Gene rolls a cigarette, then stoops down to collect the tobacco that’s fallen to the floor. He hides his contraband in a hollowed-out journal, wraps something else in a sock and stashes it under his mattress. He lifts his shirt to rub deodorant on his pits, revealing a chest full of tattoos (the actor got himself inked for “The Tax Collector”). These are small actions, but they reveal the soft-spoken character to be a restless animal. Watching him, I’m reminded of Toshiro Mifune, who could upstage anyone by twitching at the right moment. Not many actors warrant comparison to Toshiro Mifune.

In their first scene together, Gene does Henry a favor. He gets him a job in the prison library. The next scene picks up weeks later, maybe more. Henry has learned that his sentence has been extended. He’s hit it off with the prison doctor, a woman referred to but never seen. In what’s now become an identifiable pattern, Gene questions her motives in flirting with Henry, much as Barnes did the baby-killer’s reasons for reaching out to Henry before. What Henry doesn’t realize (and this is a credit to Jonigkeit’s capacity to tap into the character’s desperate-to-be-liked naivete), is that Gene is manipulating him with a wholly original plan to smuggle a gun into their cell.

The play’s entirely too short to justify taking an intermission after 50 minutes, but so it goes. When the audience returns, the prison library has been turned upside down. There are bullet holes on the window, and Gene is gone. For good. Henry has been played. As Gene told him earlier, “Here’s the wisdom: Everything’s as it seems, all right? All cards are in the deck.
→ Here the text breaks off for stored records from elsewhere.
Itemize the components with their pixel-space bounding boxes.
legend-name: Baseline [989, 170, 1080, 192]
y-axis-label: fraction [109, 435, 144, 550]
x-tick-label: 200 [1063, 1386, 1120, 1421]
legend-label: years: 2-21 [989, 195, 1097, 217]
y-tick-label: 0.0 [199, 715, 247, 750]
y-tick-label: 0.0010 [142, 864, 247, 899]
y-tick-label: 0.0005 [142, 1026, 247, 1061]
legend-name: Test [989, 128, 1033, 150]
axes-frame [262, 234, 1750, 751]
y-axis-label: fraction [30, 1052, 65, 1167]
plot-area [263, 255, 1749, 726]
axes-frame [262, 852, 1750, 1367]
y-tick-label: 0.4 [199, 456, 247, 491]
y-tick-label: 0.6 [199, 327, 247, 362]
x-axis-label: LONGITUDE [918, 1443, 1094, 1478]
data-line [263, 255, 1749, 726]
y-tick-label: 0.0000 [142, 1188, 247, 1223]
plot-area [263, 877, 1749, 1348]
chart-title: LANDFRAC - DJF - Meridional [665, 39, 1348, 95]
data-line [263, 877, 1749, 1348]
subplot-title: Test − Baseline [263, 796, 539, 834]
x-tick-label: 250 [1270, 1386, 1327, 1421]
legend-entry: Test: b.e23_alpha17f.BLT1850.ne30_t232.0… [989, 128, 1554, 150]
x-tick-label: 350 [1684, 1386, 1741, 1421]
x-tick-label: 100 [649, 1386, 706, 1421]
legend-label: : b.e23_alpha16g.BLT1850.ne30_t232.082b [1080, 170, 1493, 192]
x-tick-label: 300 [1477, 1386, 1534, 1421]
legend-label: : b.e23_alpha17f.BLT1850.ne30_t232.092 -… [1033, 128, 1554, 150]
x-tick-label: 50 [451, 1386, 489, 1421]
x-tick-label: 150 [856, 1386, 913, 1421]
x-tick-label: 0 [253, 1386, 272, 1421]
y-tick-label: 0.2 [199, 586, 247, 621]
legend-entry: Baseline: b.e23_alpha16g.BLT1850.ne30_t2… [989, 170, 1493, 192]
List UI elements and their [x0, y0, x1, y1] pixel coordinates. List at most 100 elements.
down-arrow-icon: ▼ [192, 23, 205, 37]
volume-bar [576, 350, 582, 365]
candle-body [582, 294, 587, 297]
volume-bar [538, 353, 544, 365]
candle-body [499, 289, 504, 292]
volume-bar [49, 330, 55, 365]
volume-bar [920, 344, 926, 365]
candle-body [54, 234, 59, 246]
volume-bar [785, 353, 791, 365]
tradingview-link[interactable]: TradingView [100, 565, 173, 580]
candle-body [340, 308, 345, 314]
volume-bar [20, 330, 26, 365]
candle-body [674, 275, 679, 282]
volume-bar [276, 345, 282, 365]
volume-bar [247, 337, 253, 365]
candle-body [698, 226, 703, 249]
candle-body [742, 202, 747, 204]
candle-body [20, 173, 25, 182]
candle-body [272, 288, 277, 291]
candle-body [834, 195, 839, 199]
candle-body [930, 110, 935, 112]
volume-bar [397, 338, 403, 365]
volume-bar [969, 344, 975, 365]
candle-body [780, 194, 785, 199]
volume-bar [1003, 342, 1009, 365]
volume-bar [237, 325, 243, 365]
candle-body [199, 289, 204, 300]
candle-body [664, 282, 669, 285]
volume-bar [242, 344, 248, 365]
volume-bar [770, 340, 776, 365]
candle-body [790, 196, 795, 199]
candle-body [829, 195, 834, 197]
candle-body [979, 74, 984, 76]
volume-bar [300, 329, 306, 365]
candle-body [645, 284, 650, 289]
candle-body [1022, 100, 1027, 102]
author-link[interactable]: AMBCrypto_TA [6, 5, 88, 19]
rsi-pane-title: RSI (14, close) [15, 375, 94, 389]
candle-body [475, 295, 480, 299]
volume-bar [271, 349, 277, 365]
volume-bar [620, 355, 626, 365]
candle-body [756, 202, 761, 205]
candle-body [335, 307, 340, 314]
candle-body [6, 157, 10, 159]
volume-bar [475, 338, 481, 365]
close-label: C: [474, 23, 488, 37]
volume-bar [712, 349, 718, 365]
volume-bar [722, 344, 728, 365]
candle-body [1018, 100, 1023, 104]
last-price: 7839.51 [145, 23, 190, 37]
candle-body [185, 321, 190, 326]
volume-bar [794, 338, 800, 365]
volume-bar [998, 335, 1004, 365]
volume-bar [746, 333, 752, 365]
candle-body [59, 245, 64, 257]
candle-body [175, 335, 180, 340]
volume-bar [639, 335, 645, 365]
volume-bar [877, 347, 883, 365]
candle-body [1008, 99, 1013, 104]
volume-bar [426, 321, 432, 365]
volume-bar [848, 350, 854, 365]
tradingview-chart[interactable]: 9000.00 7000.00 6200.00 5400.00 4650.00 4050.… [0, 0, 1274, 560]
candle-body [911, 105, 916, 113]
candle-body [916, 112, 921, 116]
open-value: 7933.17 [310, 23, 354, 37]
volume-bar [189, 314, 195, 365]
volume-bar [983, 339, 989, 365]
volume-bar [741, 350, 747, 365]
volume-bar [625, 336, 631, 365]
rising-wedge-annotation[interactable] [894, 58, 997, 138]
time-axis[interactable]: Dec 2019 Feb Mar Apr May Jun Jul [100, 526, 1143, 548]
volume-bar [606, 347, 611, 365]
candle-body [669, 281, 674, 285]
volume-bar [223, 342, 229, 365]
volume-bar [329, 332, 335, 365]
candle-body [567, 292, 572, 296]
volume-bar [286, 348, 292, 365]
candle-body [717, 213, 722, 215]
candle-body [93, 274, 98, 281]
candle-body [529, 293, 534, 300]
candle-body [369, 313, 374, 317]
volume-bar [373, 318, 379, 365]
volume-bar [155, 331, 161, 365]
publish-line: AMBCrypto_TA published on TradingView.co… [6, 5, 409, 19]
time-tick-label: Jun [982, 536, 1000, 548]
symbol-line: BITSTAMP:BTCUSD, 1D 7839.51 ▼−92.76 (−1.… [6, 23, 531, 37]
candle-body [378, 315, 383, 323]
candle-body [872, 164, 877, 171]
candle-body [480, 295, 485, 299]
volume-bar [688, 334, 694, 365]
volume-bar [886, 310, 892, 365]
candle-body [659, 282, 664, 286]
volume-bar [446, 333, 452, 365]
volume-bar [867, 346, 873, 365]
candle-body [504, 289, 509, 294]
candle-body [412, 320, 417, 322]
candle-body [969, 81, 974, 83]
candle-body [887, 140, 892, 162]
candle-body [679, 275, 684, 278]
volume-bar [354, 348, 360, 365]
It just depends on how you cut them.”

The fourth and final scene plays out between Henry and a guard named Jerry (Dominic Hoffman), whom he’s taken hostage. Jerry’s mission is to make it out of the situation alive, and Henry’s trouble is that he doesn’t learn. He’s a sucker. Jerry tells stories, but he doesn’t captivate us the way Gene did. LaBeouf’s presence is missed. Mamet has already decided how the play will end. It could be longer (there’s room to polish and expand, should anyone else want to perform the show), but anything more amounts to a form of stalling for the inevitable. The thing about men like Henry Johnson is they allow others to decide their fates.